Interview with Anand Shah, CIO, BNP Paribas Mutual Fund

Anand Shah

Anand Shah

Ashley Coutinho Mumbai
The markets are expected to do well in the near term, with both consumption and investment showing signs of improvement, says Anand Shah, chief investment officer, BNP Paribas Mutual Fund, in an interview with Ashley Coutinho.

What is your outlook on the markets?
The markets are expected to do well in the near term, with both consumption and investment — the two pillars of GDP (gross domestic product) growth — showing signs of improvement. India is in a sweet spot as far as equity investment is concerned due to lower interest rates globally and India's growth potential. With increased infrastructure investment and improved consumption outlook we believe the earnings growth shall continue to improve over the next two years. Monsoon is turning out to be above normal which may boost rural economy that was suffering due to two consecutive bad monsoons. The implementation of the seventh pay commission along with its cascading impact on other sectors may drive consumption economy in some sections. On the investment side, the government is focusing on investment in road, defence and railways.
 
Are valuations stretched at this point?

Valuations are at the higher end of historical average across most sectors and are expected to stay ahead of earning upgrades. Since the recovery is heterogeneous in nature we expect various segments and sub-segments of the economy to perform much better than the wider market.

What are the risks of a global risk-off trade?

The global cues to watch out for are the US Fed rate hike, the impact of Brexit and the consumption demand in China. India is better placed among emerging countries and the impact of these risks may be limited. 

Domestic inflows have slowed down a bit. Do you expect money to continue to come into equity mutual funds?

Over the last few years, high inflation had led domestic investors to favour physical assets such as property and gold. With real rates turning positive and inflation under control, financial assets have regained their attractiveness, while physical assets have lost some of their appeal. The property market has been under pressure from slowing price appreciation and weakening demand, while average gold prices have fallen by 12 per cent from their FY2013 average. Even after the strong inflows from domestic investors over the last 18 months, equities still represent less than 3 per cent of Indian household's total assets. Assuming 5 per cent of households' incremental savings comes to equities — as was the case over FY2005-2009, total retail equity inflows could reach $20 billion a year to strongly support the Indian equity market.
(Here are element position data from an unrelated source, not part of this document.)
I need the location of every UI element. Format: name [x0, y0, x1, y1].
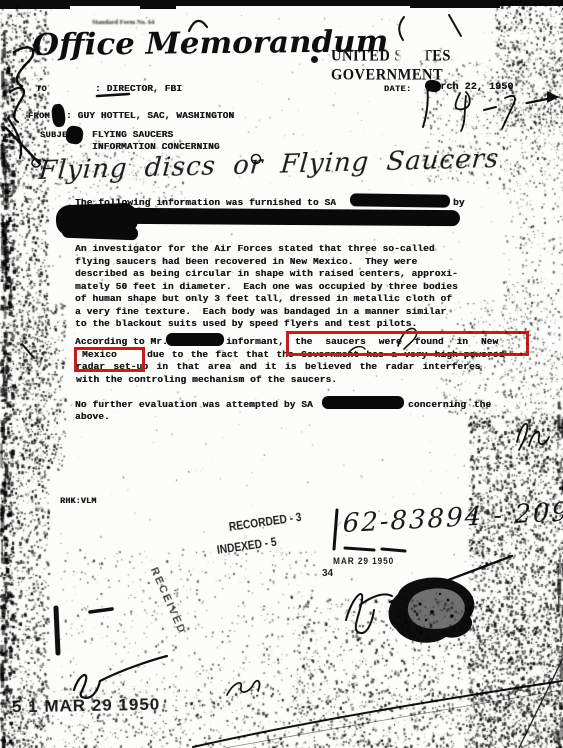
recorded-stamp: RECORDED - 3: [228, 510, 302, 534]
paren-mark: [399, 17, 404, 40]
margin-tick: [22, 344, 34, 358]
file-number: 62-83894 - 209: [342, 497, 563, 539]
intro-line-post: by: [453, 197, 465, 208]
ink-blob-large: [389, 578, 475, 643]
form-number: Standard Form No. 64: [92, 19, 154, 26]
signature-scrawl-blob: [346, 594, 392, 633]
highlight-box-new-mexico-2: [74, 347, 145, 372]
date-scrawl-arrow: [527, 97, 557, 103]
body-line: No further evaluation was attempted by S…: [75, 399, 313, 410]
handwritten-scrawl-left: [8, 88, 24, 158]
memo-page: Standard Form No. 64 Office Memorandum U…: [0, 0, 563, 748]
date-scrawl-dash: [484, 107, 496, 110]
title-separator-dot: [311, 56, 318, 63]
government-heading: UNITED STATES GOVERNMENT: [331, 47, 563, 85]
date-received-stamp: MAR 29 1950: [333, 556, 394, 566]
to-label: TO: [36, 84, 47, 94]
ink-blot-subject: [65, 125, 84, 145]
bottom-date-stamp: 5 1 MAR 29 1950: [12, 695, 161, 718]
scan-top-edge-nub: [140, 6, 176, 9]
handwritten-scrawl-top-left: [14, 47, 33, 86]
tick-mark-top-right: [449, 15, 461, 36]
subject-value-line2: INFORMATION CONCERNING: [92, 141, 220, 152]
body-line: According to Mr.: [75, 336, 168, 347]
initials-lw: [517, 424, 549, 450]
from-value: : GUY HOTTEL, SAC, WASHINGTON: [66, 110, 234, 121]
indexed-stamp: INDEXED - 5: [216, 535, 277, 557]
scratch-line-bottom: [193, 681, 562, 747]
typist-initials: RHK:VLM: [60, 496, 96, 506]
redaction-sa-name: [350, 193, 450, 207]
date-scrawl-four: [456, 92, 470, 131]
handwritten-scrawl-left-2: [6, 128, 40, 164]
body-line: concerning the: [408, 399, 491, 410]
scratch-line-right: [519, 660, 562, 748]
scan-top-edge-nub: [0, 6, 70, 9]
file-number-underline: [382, 549, 405, 551]
cursive-mark-bottom-center: [227, 681, 259, 695]
vertical-ink-bar: [56, 608, 58, 653]
scratch-line-bottom-echo: [225, 690, 562, 748]
redaction-sa-name-2: [322, 396, 404, 409]
file-number-underline: [345, 548, 374, 550]
to-value: : DIRECTOR, FBI: [95, 83, 182, 94]
body-line: above.: [75, 411, 110, 422]
signature-scrawl-bottom-left: [74, 656, 167, 698]
scan-top-edge-nub: [410, 6, 500, 8]
subject-value-line1: FLYING SAUCERS: [92, 129, 173, 140]
date-label: DATE:: [384, 84, 412, 94]
body-line: mately 50 feet in diameter. Each one was…: [75, 281, 458, 292]
ink-blob-inner: [408, 588, 465, 629]
redaction-informant: [166, 333, 224, 346]
ink-dash: [90, 609, 112, 612]
redaction-source-bar: [122, 208, 460, 226]
highlight-box-new-mexico-1: [286, 331, 529, 356]
body-line: a very fine texture. Each body was banda…: [75, 306, 446, 317]
body-line: to the blackout suits used by speed flye…: [75, 318, 417, 329]
body-line: informant,: [226, 336, 284, 347]
body-line: flying saucers had been recovered in New…: [75, 256, 417, 267]
body-line: An investigator for the Air Forces state…: [75, 243, 435, 254]
ink-blot-from: [51, 103, 66, 127]
scan-fade-smudge: [398, 44, 426, 64]
redaction-source-tail: [62, 225, 138, 241]
date-stamp-note: 34: [322, 568, 333, 579]
body-line: described as being circular in shape wit…: [75, 268, 458, 279]
body-line: of human shape but only 3 feet tall, dre…: [75, 293, 452, 304]
ink-blob-speckle: [418, 593, 453, 622]
pen-line-diagonal: [390, 556, 512, 602]
underline-fbi: [97, 94, 129, 96]
date-scrawl-arrowhead: [547, 91, 559, 103]
received-stamp: RECEIVED: [146, 562, 190, 640]
body-line: with the controling mechanism of the sau…: [76, 374, 337, 385]
from-label: FROM: [28, 111, 50, 121]
date-scrawl-seven: [502, 96, 515, 129]
file-number-bracket: [334, 510, 337, 549]
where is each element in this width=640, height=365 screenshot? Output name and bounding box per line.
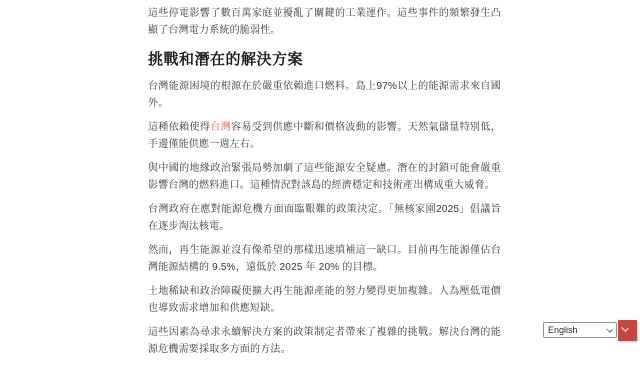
taiwan-link[interactable]: 台灣: [210, 122, 231, 133]
language-widget: English: [543, 320, 637, 341]
paragraph-intro: 這些停電影響了數百萬家庭並擾亂了關鍵的工業運作。這些事件的頻繁發生凸顯了台灣電力…: [148, 5, 501, 39]
language-go-button[interactable]: [618, 320, 637, 341]
language-select[interactable]: English: [543, 322, 617, 338]
paragraph-conclusion: 這些因素為尋求永續解決方案的政策制定者帶來了複雜的挑戰。解決台灣的能源危機需要採…: [148, 324, 501, 344]
paragraph-energy-roots: 台灣能源困境的根源在於嚴重依賴進口燃料。島上97%以上的能源需求來自國外。: [148, 78, 501, 112]
paragraph-dependence: 這種依賴使得台灣容易受到供應中斷和價格波動的影響。天然氣儲量特別低，手邊僅能供應…: [148, 119, 501, 153]
article-content: 這些停電影響了數百萬家庭並擾亂了關鍵的工業運作。這些事件的頻繁發生凸顯了台灣電力…: [148, 5, 501, 344]
paragraph-policy: 台灣政府在應對能源危機方面面臨艱難的政策決定。「無核家園2025」倡議旨在逐步淘…: [148, 201, 501, 235]
paragraph-renewables: 然而，再生能源並沒有像希望的那樣迅速填補這一缺口。目前再生能源僅佔台灣能源結構的…: [148, 242, 501, 276]
chevron-down-icon: [606, 326, 612, 332]
section-heading: 挑戰和潛在的解決方案: [148, 51, 501, 68]
paragraph-land-scarcity: 土地稀缺和政治障礙使擴大再生能源產能的努力變得更加複雜。人為壓低電價也導致需求增…: [148, 283, 501, 317]
paragraph-geopolitics: 與中國的地緣政治緊張局勢加劇了這些能源安全疑慮。潛在的封鎖可能會嚴重影響台灣的燃…: [148, 160, 501, 194]
paragraph-text: 這種依賴使得: [148, 122, 210, 133]
chevron-down-icon: [621, 324, 629, 332]
language-select-value: English: [548, 325, 578, 335]
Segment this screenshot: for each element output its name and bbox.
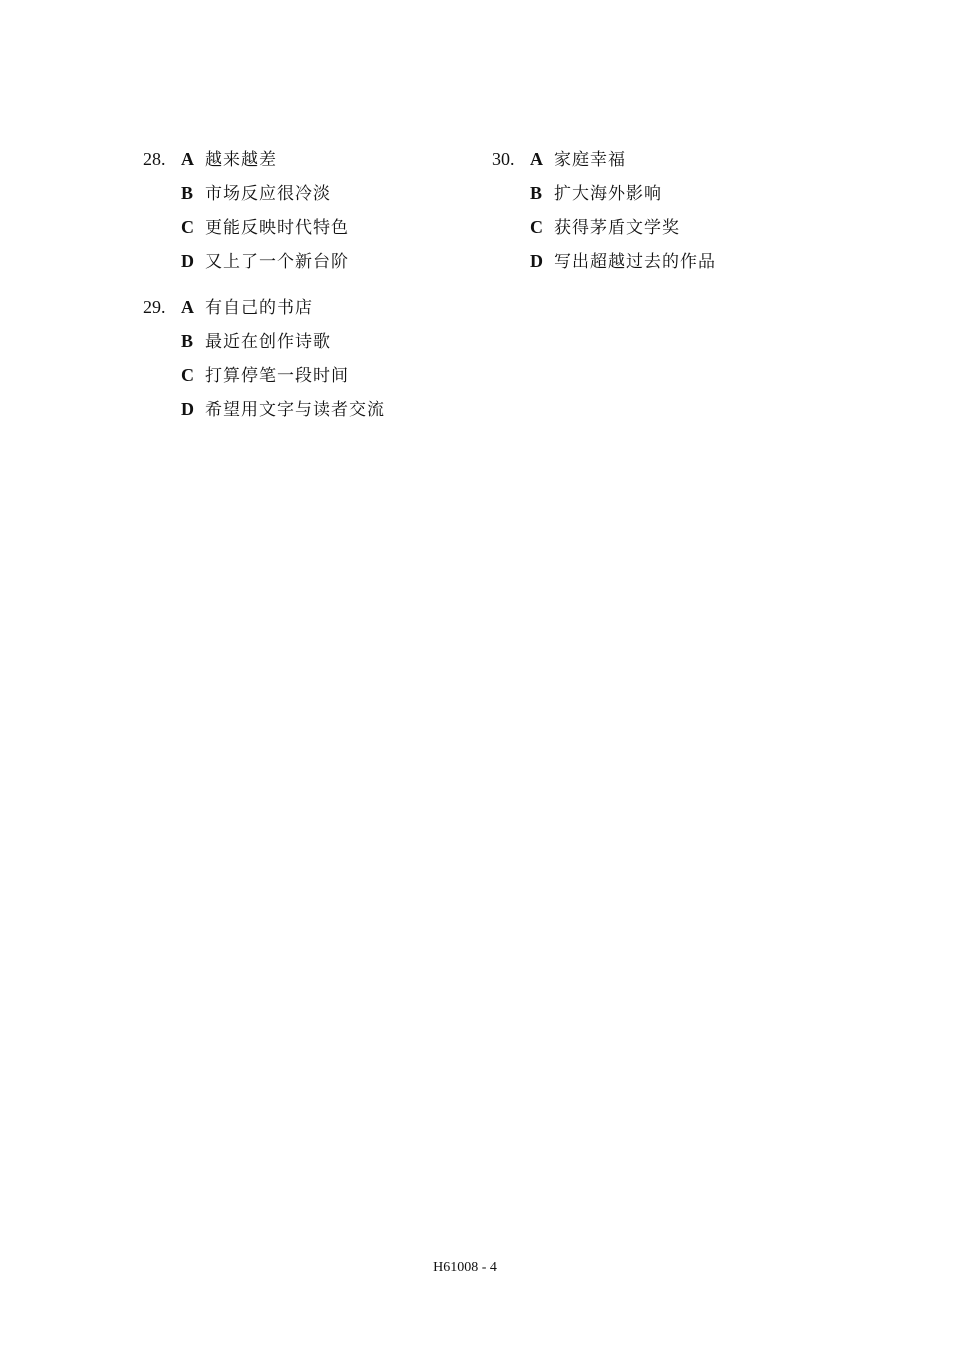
option-row-c: C 打算停笔一段时间: [143, 361, 385, 395]
option-letter: B: [530, 183, 554, 204]
option-text: 有自己的书店: [205, 293, 313, 318]
question-28: 28. A 越来越差 B 市场反应很冷淡 C 更能反映时代特色 D 又上了一个新…: [143, 145, 349, 281]
option-letter: A: [530, 149, 554, 170]
option-letter: B: [181, 183, 205, 204]
option-row-c: C 更能反映时代特色: [143, 213, 349, 247]
question-30: 30. A 家庭幸福 B 扩大海外影响 C 获得茅盾文学奖 D 写出超越过去的作…: [492, 145, 716, 281]
option-row-b: B 市场反应很冷淡: [143, 179, 349, 213]
question-29: 29. A 有自己的书店 B 最近在创作诗歌 C 打算停笔一段时间 D 希望用文…: [143, 293, 385, 429]
option-text: 最近在创作诗歌: [205, 327, 331, 352]
option-letter: C: [181, 217, 205, 238]
option-row-b: B 最近在创作诗歌: [143, 327, 385, 361]
option-letter: D: [181, 399, 205, 420]
option-text: 写出超越过去的作品: [554, 247, 716, 272]
option-text: 扩大海外影响: [554, 179, 662, 204]
option-letter: C: [530, 217, 554, 238]
option-text: 更能反映时代特色: [205, 213, 349, 238]
option-letter: C: [181, 365, 205, 386]
page-footer: H61008 - 4: [0, 1260, 930, 1276]
option-row-a: 28. A 越来越差: [143, 145, 349, 179]
question-number: 29.: [143, 297, 181, 318]
option-letter: D: [530, 251, 554, 272]
option-letter: D: [181, 251, 205, 272]
option-row-d: D 写出超越过去的作品: [492, 247, 716, 281]
option-row-d: D 又上了一个新台阶: [143, 247, 349, 281]
option-row-c: C 获得茅盾文学奖: [492, 213, 716, 247]
option-text: 打算停笔一段时间: [205, 361, 349, 386]
option-text: 市场反应很冷淡: [205, 179, 331, 204]
option-text: 越来越差: [205, 145, 277, 170]
option-row-a: 29. A 有自己的书店: [143, 293, 385, 327]
question-number: 28.: [143, 149, 181, 170]
option-row-d: D 希望用文字与读者交流: [143, 395, 385, 429]
option-row-a: 30. A 家庭幸福: [492, 145, 716, 179]
option-letter: A: [181, 297, 205, 318]
option-text: 家庭幸福: [554, 145, 626, 170]
question-number: 30.: [492, 149, 530, 170]
option-text: 又上了一个新台阶: [205, 247, 349, 272]
option-letter: B: [181, 331, 205, 352]
option-letter: A: [181, 149, 205, 170]
option-text: 获得茅盾文学奖: [554, 213, 680, 238]
option-row-b: B 扩大海外影响: [492, 179, 716, 213]
option-text: 希望用文字与读者交流: [205, 395, 385, 420]
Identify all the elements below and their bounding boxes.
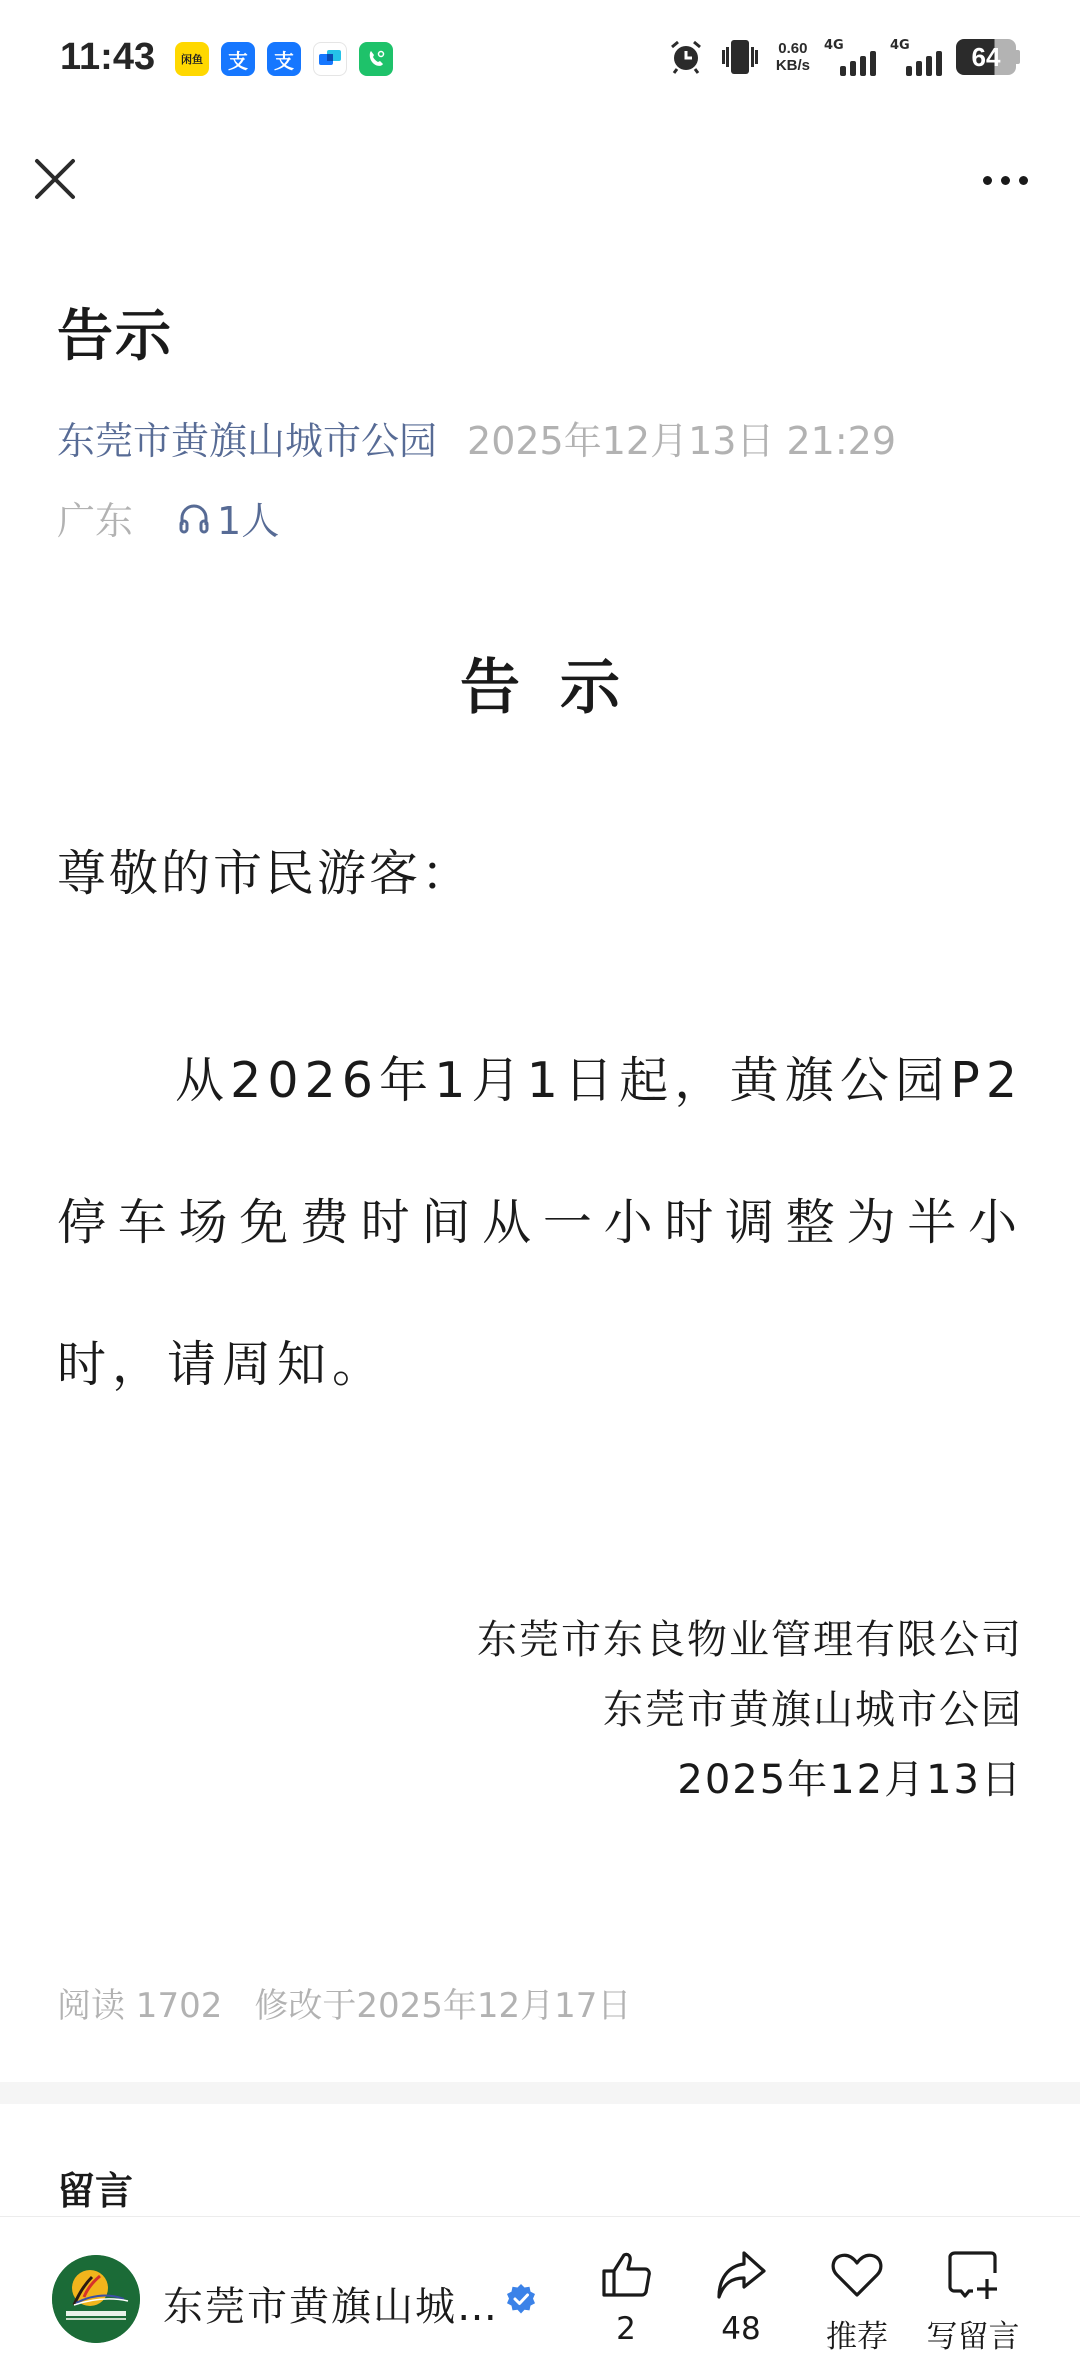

What are the key takeaways from the June quarter earnings?

Company results announced so far reflect net profits ahead of expectations helped by lower selling, general and administrative (SG&A) expenses, inventory gains, lower finance costs, less depreciation and extraordinary gains. The earnings trend has been broadly in line. Volume growth has disappointed, mainly in the cement and consumer staples sectors. Weak rural demand on the back of poor monsoons in the past two summers could have hit volumes. It is expected that the growth will revive from the second half of FY17 to about 15 per cent year-on-year.

Which sectors are you betting on?

We remain positive on private sector banks/retail NBFCs (non-banking financial companies), cement, consumer discretionary and other bottom-up stock picks. Cement companies are expected to benefit from infrastructure spend and improving rural demand. Sector consolidation and data usage growth are the key anchors in the telecom sector. Apart from this, we have various bottom-up stock picks in logistics, airline, media space and others.